For several days thereafter Betty was kept closely confined to the house. Mrs. Atterbury had accepted her statement that she lost her way in attempting a short cut through the park as the explanation of her late return and attributed her own agitation to anxiety over the young girl's welfare. The mask was lifted for an instant, however, and Betty had a glimpse of the sullen fury which seethed beneath her employer's calm austerity.

She was in no sense made to feel like a virtual prisoner once more, but Mrs. Atterbury made constant demands upon her which practically filled her hours of daylight, and no further errands were broached.

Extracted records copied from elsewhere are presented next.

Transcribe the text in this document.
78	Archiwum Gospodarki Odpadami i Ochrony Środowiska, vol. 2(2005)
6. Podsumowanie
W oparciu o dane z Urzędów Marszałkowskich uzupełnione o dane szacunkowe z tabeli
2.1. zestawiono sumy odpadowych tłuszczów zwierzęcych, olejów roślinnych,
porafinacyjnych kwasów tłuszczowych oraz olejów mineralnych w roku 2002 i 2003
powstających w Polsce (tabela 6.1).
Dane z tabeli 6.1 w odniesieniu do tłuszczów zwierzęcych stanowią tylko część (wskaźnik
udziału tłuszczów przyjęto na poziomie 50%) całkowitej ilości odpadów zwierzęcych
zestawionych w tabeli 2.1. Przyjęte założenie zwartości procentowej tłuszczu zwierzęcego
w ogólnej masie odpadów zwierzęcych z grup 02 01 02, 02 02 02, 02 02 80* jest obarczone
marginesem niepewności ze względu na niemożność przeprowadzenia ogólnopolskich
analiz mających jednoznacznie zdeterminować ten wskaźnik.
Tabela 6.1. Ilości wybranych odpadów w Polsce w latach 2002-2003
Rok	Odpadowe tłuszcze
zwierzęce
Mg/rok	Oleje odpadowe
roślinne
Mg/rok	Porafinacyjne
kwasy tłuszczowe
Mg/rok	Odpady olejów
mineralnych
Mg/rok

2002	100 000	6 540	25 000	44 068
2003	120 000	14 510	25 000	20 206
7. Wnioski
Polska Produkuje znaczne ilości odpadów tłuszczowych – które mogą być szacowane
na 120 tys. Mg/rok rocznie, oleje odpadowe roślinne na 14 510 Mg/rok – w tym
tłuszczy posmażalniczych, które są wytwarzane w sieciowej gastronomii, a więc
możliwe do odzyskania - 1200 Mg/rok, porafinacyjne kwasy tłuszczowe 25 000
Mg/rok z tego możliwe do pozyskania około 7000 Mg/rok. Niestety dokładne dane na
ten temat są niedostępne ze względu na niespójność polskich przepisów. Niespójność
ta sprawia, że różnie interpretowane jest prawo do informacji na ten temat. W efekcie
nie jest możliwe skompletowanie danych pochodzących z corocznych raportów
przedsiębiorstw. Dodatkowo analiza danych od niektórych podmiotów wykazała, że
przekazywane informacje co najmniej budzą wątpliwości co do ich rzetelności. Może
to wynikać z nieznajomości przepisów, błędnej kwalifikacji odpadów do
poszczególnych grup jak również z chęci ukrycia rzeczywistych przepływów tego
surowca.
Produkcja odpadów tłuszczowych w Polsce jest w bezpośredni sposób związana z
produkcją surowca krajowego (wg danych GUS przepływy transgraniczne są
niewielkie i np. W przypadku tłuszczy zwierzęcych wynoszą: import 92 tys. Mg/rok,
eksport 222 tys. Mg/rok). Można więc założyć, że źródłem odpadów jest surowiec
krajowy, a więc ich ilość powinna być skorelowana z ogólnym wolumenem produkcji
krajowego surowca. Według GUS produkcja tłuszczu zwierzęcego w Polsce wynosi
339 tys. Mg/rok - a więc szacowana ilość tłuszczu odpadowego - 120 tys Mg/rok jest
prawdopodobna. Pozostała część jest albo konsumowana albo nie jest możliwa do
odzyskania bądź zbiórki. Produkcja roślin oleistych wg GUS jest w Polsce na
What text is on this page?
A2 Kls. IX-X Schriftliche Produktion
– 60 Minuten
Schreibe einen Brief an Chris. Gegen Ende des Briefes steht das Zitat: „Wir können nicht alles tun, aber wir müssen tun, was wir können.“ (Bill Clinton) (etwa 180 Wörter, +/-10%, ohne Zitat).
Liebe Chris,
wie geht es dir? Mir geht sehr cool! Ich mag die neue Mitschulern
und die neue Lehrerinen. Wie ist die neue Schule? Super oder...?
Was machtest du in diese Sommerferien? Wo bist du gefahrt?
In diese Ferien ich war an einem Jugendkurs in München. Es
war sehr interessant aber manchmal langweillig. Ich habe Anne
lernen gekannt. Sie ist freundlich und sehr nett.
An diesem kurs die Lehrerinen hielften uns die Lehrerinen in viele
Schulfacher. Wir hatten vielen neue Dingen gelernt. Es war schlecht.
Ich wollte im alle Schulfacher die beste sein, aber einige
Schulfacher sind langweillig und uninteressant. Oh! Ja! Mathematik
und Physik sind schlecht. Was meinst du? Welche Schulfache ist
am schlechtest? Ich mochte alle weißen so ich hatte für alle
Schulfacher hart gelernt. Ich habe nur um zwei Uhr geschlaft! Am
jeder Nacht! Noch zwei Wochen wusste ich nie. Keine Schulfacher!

The evenings were usually her own, however, and she spent them in fascinated study of the Egyptian translation. Her enthusiasm grew with its development, but she resolutely banished it from her mind during the daily routine, for fear her abstraction be noticed and questioned. Yet always, with every hour of freedom from espionage, she continued her protracted search. Whatever her object she sought it in every place of concealment which suggested itself to her. Betty learned quickly to know when the servants' tasks would lead them to various parts of the house, and managed skilfully to elude them. It was from her employer herself that she most feared discovery, but in this eventuality fortune had so far been with her.

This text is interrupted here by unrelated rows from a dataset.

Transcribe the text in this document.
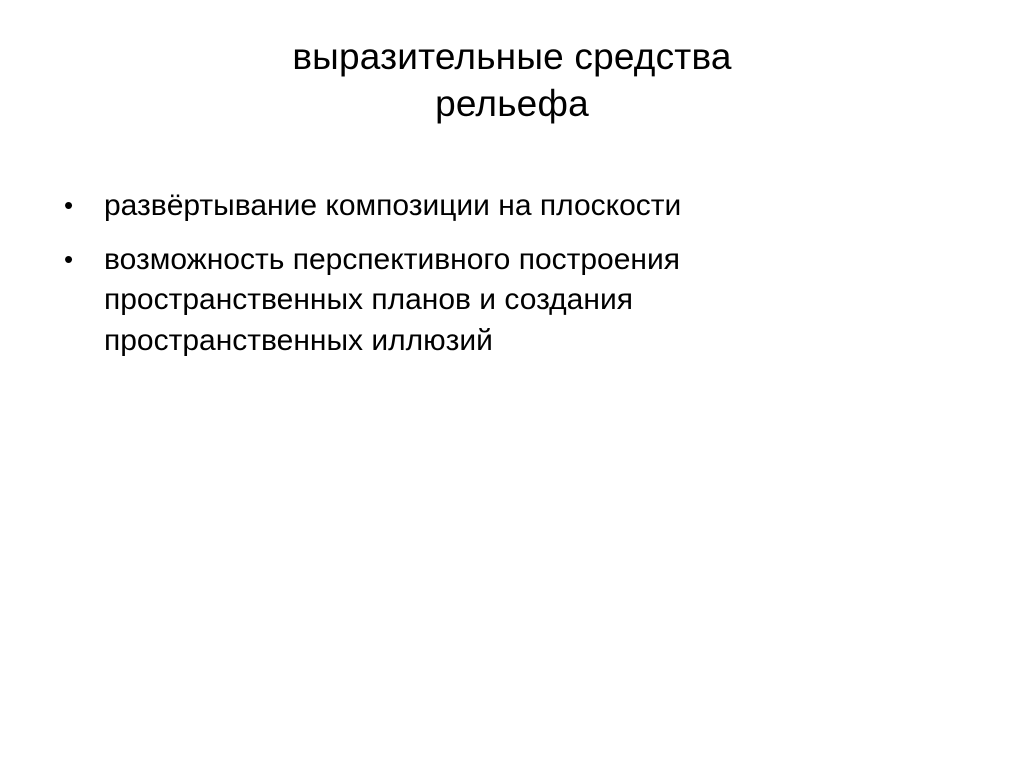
выразительные средства
рельефа
• развёртывание композиции на плоскости
• возможность перспективного построения
пространственных планов и создания
пространственных иллюзий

Mrs. Atterbury's correspondence continued to prove negative and devoid of interest, but one morning she dictated a letter which caught Betty's wandering attention. It was evidently in reply to one which had not passed through the girl's hands, and the oddity of its phrasing impressed her so acutely that when her employer went to receive a caller, she sorted it from the pile of envelopes and read it again:

"My dear Shirley:

Your letter received. Send me ten of the thousand circulars quoting sheep prices for March. Home market good this week for forty or fifty and even more points rise if my brokers handled the situation properly. State Senator Laramie advocates strict game laws now up before house. Comet, my horse, sold. Speranza invited us last Thursday out for week-end to see her pink hothouse roses bud. The frost killed them, however. Her sister is safe from submarines on the northern way home from Japan. Demon won red ribbon show held last month in Littleton, near Denver. Mrs. Ardmore's 'Alibi' beat him straight. John will meet your friend Professor Blythe, of Chicago University, on Saturday at eight. He says he has obeyed your instructions about buying new machinery; to substitute old endangers success. He fears block contracts will head off buyers, but he is conscientious. There is no longer any danger of piracy, discovery now patented so you can use the invention this year. Unwritten code among manufacturers in America is letting unions ruin us. Do you know what the result was out West in the Cote vs. Williams affair? Was the end satisfactory to all concerned?